Quel est le point commun entre un plasticien ukrainien, une performeuse allemande et un metteur en scène d’origine roumaine ? A priori, peu de chose à part bien sûr l’amour de l’art. Réunis le temps d’une soirée à l’occasion du festival amiénois européen et féministe, ils embarquent un public curieux vers des ailleurs d’hier, d’aujourd’hui, de demain, qu’ils soient réels ou fantasmés. Créée dans le cadre d’une collaboration étroite entre dix autres structures du réseau européen ASAP, la manifestation est l’occasion pour le directeur du lieu, Laurent Dréano, de poursuivre son engagement vers un pluralisme culturel. Deux des spectacles proposés, Closeness Of Touch du serbe Igor Koruga et Time out of joint de l’allemande Jule Flierl, font d’ailleurs partie d’une programmation commune entre les différents établissements partenaires.
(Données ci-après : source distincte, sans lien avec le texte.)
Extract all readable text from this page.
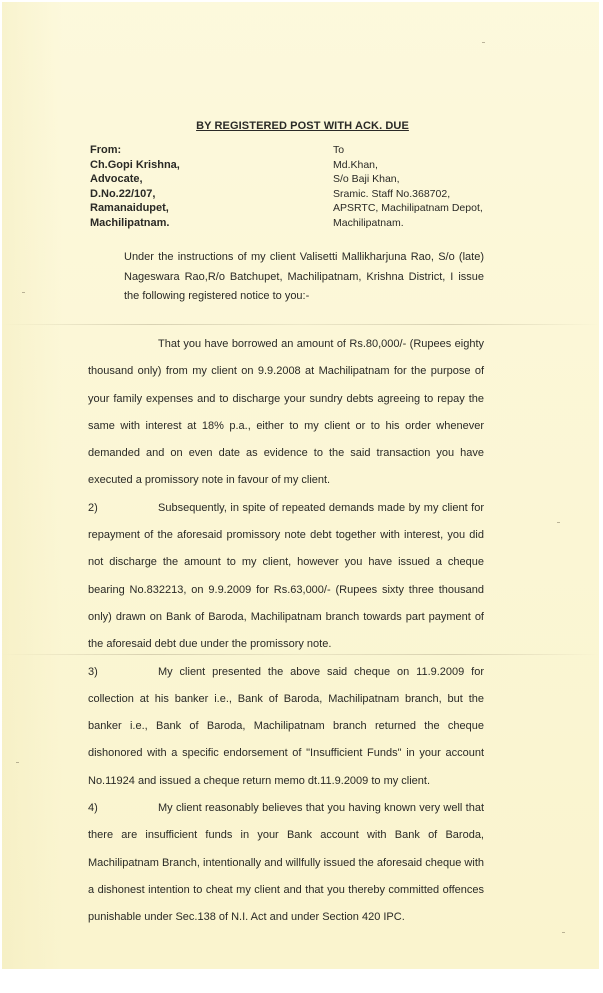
BY REGISTERED POST WITH ACK. DUE
From:
Ch.Gopi Krishna,
Advocate,
D.No.22/107,
Ramanaidupet,
Machilipatnam.
To
Md.Khan,
S/o Baji Khan,
Sramic. Staff No.368702,
APSRTC, Machilipatnam Depot,
Machilipatnam.
Under the instructions of my client Valisetti Mallikharjuna Rao, S/o (late) Nageswara Rao,R/o Batchupet, Machilipatnam, Krishna District, I issue the following registered notice to you:-

That you have borrowed an amount of Rs.80,000/- (Rupees eighty thousand only) from my client on 9.9.2008 at Machilipatnam for the purpose of your family expenses and to discharge your sundry debts agreeing to repay the same with interest at 18% p.a., either to my client or to his order whenever demanded and on even date as evidence to the said transaction you have executed a promissory note in favour of my client.

2)	Subsequently, in spite of repeated demands made by my client for repayment of the aforesaid promissory note debt together with interest, you did not discharge the amount to my client, however you have issued a cheque bearing No.832213, on 9.9.2009 for Rs.63,000/- (Rupees sixty three thousand only) drawn on Bank of Baroda, Machilipatnam branch towards part payment of the aforesaid debt due under the promissory note.

3)	My client presented the above said cheque on 11.9.2009 for collection at his banker i.e., Bank of Baroda, Machilipatnam branch, but the banker i.e., Bank of Baroda, Machilipatnam branch returned the cheque dishonored with a specific endorsement of "Insufficient Funds" in your account No.11924 and issued a cheque return memo dt.11.9.2009 to my client.

4)	My client reasonably believes that you having known very well that there are insufficient funds in your Bank account with Bank of Baroda, Machilipatnam Branch, intentionally and willfully issued the aforesaid cheque with a dishonest intention to cheat my client and that you thereby committed offences punishable under Sec.138 of N.I. Act and under Section 420 IPC.
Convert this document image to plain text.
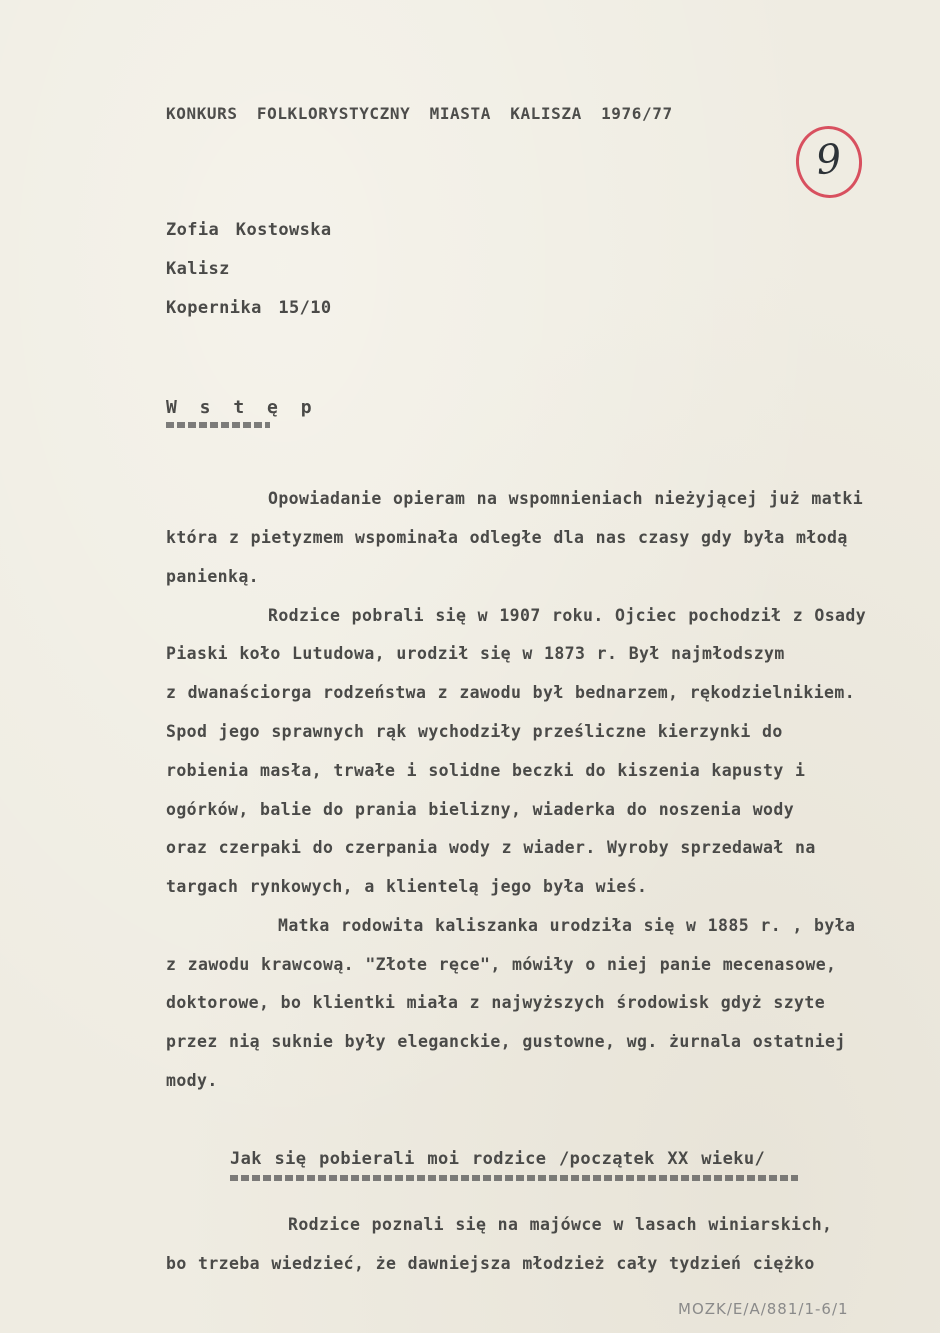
KONKURS FOLKLORYSTYCZNY MIASTA KALISZA 1976/77
9
Zofia Kostowska
Kalisz
Kopernika 15/10
W s t ę p
Opowiadanie opieram na wspomnieniach nieżyjącej już matki
która z pietyzmem wspominała odległe dla nas czasy gdy była młodą
panienką.
Rodzice pobrali się w 1907 roku. Ojciec pochodził z Osady
Piaski koło Lutudowa, urodził się w 1873 r. Był najmłodszym
z dwanaściorga rodzeństwa z zawodu był bednarzem, rękodzielnikiem.
Spod jego sprawnych rąk wychodziły prześliczne kierzynki do
robienia masła, trwałe i solidne beczki do kiszenia kapusty i
ogórków, balie do prania bielizny, wiaderka do noszenia wody
oraz czerpaki do czerpania wody z wiader. Wyroby sprzedawał na
targach rynkowych, a klientelą jego była wieś.
Matka rodowita kaliszanka urodziła się w 1885 r. , była
z zawodu krawcową. "Złote ręce", mówiły o niej panie mecenasowe,
doktorowe, bo klientki miała z najwyższych środowisk gdyż szyte
przez nią suknie były eleganckie, gustowne, wg. żurnala ostatniej
mody.
Jak się pobierali moi rodzice /początek XX wieku/
Rodzice poznali się na majówce w lasach winiarskich,
bo trzeba wiedzieć, że dawniejsza młodzież cały tydzień ciężko
MOZK/E/A/881/1-6/1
Imaginée sur le modèle des maisons de la culture par André Malraux alors ministre des Affaires culturelles sous la présidence du Général De Gaulle, la MCA ne déroge pas à la règle. Elle accueille en son sein salles de spectacle, cinémas et halls d’exposition. C’est dans l’un de ces espaces dédiés aux arts plastiques que débute notre parcours. Au mur, un immense vitrail, Prothèses optiques de l’artiste ukrainien Danylo Halkin, attire tous les regards. Clairement son esthétisme rappelle les grandes heures de l’art soviétique. Normal, évacués depuis l’Est ukrainien au début de l’invasion russe, les deux panneaux de verres, qui servent de base à cette œuvre réinventée en sont les purs produits. Invité dans le cadre d’un partenariat avec le collectif Beyond the post-soviet (Btps), le plasticien, actuellement en résidence à la Cité internationale des arts à Paris, inaugure avec cette installation le programme Gris est le cube, bleue l’ellipse, dont l’objectif est de questionner passé et présent culturel et architectural d’Amiens, à l’aune de son interconnexion artistique avec les pays dits « (post-)socialistes » d’Europe, d’Asie Centrale et du Caucase.
Transes animalières
Ça bruisse, caquète ou pioupioute. Oiseau, la nouvelle création d’Aliénor Dauchez invite le spectateur à plonger au cœur d’une volière géante. Perché sur d’étranges installations faites de cordes, l’un des performeurs (Antoine Sarrazin) observe d’un regard perçant les nouveaux arrivants, une deuxième (Josefine Mühle) se lance dans une parade amoureuse, tandis que la troisième (Jessica Gadani) joue les volatiles furtifs. Tout est fait de l’installation sonore enveloppante aux jeux de lumières pour que l’immersion dans ce monde animalier soit totale.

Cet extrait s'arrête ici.